Studies in Ancient Literature

Studies in Ancient Literature

Greek Choral Lyric in its Ritual Context
Course Number: 
210 (combined with Classics 211)
Course Type or Level: 
Instructor: 
Leslie Kurke
Days: 
F
Time: 
2-5
Semester: 
Location: 
225 Dwinelle

The seminar will be devoted to consideration of archaic Greek choral poetry as embedded in its ritual and religious contexts (focusing mainly on Pindar’s epinikia, but possibly also including some compositions of Alkman, Simonides, and Bacchylides).  My starting point is the reflection that monodic lyric (e.g., Sappho, Alkaios, Anakreon), although it does not really conform to post-Romantic models of the privacy and subjectivity of lyric voice, is still much more accessible to a style of reading informed by post-Romantic assumptions.  Archaic choral lyric, in contrast, is often difficult, obscure, and inaccessible not just because it is fragmentary, but also because it is so deeply enmeshed in (partially or entirely lost) contexts of religious occasion and ritual action.  I would therefore like to approach the reading of epinikion by trying, insofar as it is possible, to reconstruct the ritual surround and re-embed therein the bare texts we possess.  This will entail simultaneous reading of other kinds of sources (e.g., epigraphic, later prose) to try to develop a “thick description” of archaic choral performance contexts.
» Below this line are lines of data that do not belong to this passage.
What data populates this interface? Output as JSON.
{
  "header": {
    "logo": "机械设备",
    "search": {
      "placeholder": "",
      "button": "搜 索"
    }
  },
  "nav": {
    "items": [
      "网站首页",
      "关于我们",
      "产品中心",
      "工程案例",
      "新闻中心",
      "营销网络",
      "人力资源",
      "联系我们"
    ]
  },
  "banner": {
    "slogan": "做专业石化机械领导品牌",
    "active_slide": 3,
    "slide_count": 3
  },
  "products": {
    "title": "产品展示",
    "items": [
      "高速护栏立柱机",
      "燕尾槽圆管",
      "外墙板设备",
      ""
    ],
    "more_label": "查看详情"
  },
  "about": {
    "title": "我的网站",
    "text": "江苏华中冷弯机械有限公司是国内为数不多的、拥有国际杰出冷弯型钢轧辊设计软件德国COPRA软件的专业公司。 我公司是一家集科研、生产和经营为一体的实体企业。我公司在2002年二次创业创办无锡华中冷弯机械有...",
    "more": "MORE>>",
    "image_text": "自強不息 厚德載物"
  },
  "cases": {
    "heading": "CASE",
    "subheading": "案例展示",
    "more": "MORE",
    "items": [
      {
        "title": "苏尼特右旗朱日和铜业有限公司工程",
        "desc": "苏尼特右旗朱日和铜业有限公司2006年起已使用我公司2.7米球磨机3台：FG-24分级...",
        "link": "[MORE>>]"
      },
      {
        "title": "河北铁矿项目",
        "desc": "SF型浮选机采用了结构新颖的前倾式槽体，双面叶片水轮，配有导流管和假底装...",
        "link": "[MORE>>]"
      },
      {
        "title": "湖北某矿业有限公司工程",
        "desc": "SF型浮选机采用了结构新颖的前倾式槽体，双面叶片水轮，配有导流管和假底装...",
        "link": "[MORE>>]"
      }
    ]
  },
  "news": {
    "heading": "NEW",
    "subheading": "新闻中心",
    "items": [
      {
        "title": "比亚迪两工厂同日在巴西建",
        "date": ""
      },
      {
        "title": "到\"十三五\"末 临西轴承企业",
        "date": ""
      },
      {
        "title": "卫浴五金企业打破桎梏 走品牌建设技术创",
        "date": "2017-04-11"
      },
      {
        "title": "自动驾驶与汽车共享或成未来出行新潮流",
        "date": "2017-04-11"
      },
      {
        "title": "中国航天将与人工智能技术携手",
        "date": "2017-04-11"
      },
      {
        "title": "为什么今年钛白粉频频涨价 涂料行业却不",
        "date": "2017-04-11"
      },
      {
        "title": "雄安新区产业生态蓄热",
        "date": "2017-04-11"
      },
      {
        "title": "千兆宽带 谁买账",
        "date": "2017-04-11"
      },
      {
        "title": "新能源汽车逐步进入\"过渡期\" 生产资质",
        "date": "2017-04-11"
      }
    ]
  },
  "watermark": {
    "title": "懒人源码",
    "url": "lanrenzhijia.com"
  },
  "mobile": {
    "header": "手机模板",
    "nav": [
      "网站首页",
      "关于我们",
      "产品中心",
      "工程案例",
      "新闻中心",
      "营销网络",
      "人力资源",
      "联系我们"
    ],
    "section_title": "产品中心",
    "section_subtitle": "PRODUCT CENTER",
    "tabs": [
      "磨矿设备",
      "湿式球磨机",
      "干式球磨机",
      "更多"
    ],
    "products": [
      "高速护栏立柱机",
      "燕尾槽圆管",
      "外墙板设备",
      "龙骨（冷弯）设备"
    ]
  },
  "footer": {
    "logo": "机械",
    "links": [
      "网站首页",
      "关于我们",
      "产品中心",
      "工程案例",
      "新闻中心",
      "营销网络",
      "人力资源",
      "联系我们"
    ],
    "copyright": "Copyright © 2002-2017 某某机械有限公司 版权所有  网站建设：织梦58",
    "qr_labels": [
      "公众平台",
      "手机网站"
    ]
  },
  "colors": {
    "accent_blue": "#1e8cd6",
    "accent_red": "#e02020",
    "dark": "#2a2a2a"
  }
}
 We will start with several weeks reading Plato’s Laws Books 1-3 and 7, and then move to choral lyric poetry.  Possibly some work on “Pindar and the Monuments,” setting individual poems or clusters of poems in their local religious/ritual /topographic contexts (e.g., P.4, P.5, P.9 in Kyrene; Pindar fr. 94b, P.11, I.1, I.3/4, I.7 in Thebes; Aeginetan Odes).